Amid concerns about the risks posed by complex, structured products to retail investors, global securities regulators are proposing an approach to improving investor protection.
The International Organization of Securities Commissions (IOSCO) published a consultation report today that analyses trends in the retail structured product market, and proposes a “regulatory toolkit” for IOSCO members to use to address the particular risks that these products may pose to retail investors.
IOSCO notes that several events, including the 2008 default on products following the failure of Lehman Brothers, highlighted the problems retail investors can face when dealing with structured products.

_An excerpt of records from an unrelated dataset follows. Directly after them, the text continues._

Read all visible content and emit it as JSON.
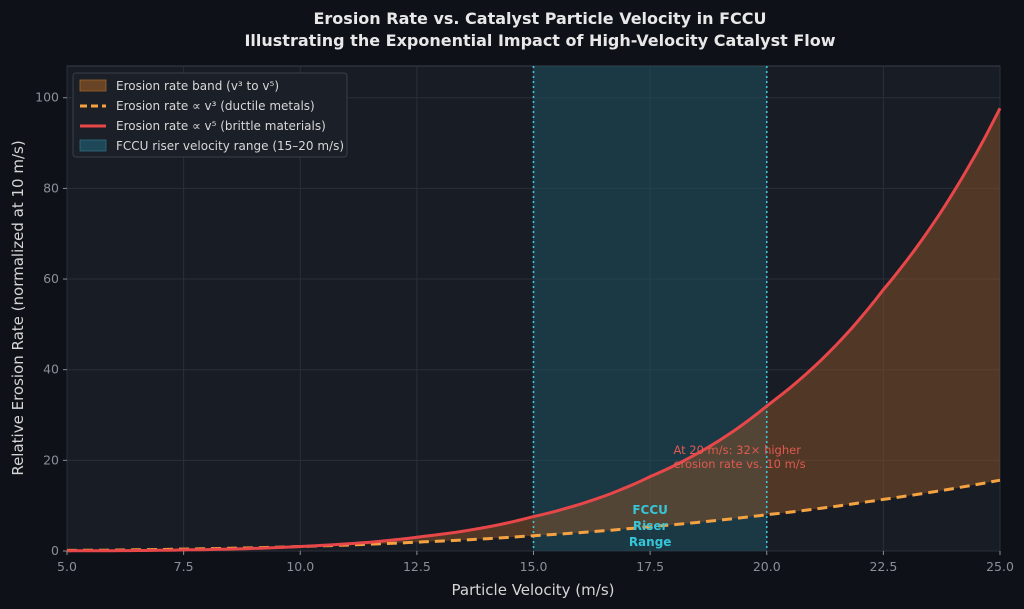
{
  "chart_data": {
    "type": "line",
    "title": "Erosion Rate vs. Catalyst Particle Velocity in FCCU",
    "subtitle": "Illustrating the Exponential Impact of High-Velocity Catalyst Flow",
    "xlabel": "Particle Velocity (m/s)",
    "ylabel": "Relative Erosion Rate (normalized at 10 m/s)",
    "xlim": [
      5,
      25
    ],
    "ylim": [
      0,
      107
    ],
    "xticks": [
      "5.0",
      "7.5",
      "10.0",
      "12.5",
      "15.0",
      "17.5",
      "20.0",
      "22.5",
      "25.0"
    ],
    "yticks": [
      "0",
      "20",
      "40",
      "60",
      "80",
      "100"
    ],
    "grid": true,
    "legend_position": "top-left",
    "x": [
      5,
      7.5,
      10,
      12.5,
      15,
      17.5,
      20,
      22.5,
      25
    ],
    "series": [
      {
        "name": "Erosion rate ∝ v³ (ductile metals)",
        "style": "dashed",
        "color": "#f5a242",
        "values": [
          0.125,
          0.42,
          1.0,
          1.95,
          3.38,
          5.36,
          8.0,
          11.39,
          15.63
        ]
      },
      {
        "name": "Erosion rate ∝ v⁵ (brittle materials)",
        "style": "solid",
        "color": "#e8474a",
        "values": [
          0.03,
          0.24,
          1.0,
          3.05,
          7.59,
          16.41,
          32.0,
          57.67,
          97.66
        ]
      }
    ],
    "band": {
      "name": "Erosion rate band (v³ to v⁵)",
      "color": "#8a5227"
    },
    "shaded_range": {
      "name": "FCCU riser velocity range (15–20 m/s)",
      "x_range": [
        15,
        20
      ],
      "color": "#1f5060"
    },
    "annotations": [
      {
        "text_line1": "At 20 m/s: 32× higher",
        "text_line2": "erosion rate vs. 10 m/s",
        "x": 18,
        "y": 24
      },
      {
        "lines": [
          "FCCU",
          "Riser",
          "Range"
        ],
        "x": 17.5,
        "y": 6
      }
    ]
  }
}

In particular, regulators are concerned about investors’ understanding of these products, their design and disclosure, suitability, mis-selling and post-sale product controls.
“Complex products, due to their nature, can be difficult for investors to understand. This can lead to them being mis-sold, particularly when investors are searching for yield,” noted IOSCO chairman, Greg Medcraft.
In order to address these added risks, IOSCO is proposing a toolkit that sets out a potential regulatory approach to retail structured products; along with potential regulation for product design and issuance; disclosure and marketing; distribution; and, post-sales practices.
“This toolkit is a solid initiative to help members engage with their regulated populations on complex products, many of which are innovation driven,” said Medcraft. “It is an example of how IOSCO can support domestic solutions to globally common problems.”
The working group that prepared the paper includes Québec’s Autorite des marches financiers (AMF). It was co-chaired by authorities from Australia and France, along with regulators from the U.S., UK, Japan, Germany, China, Portugal, Spain, Italy, Belgium, Switzerland, the Netherlands, Mexico, South Africa, India, and Hong Kong.
Comments on the paper are due by June 13.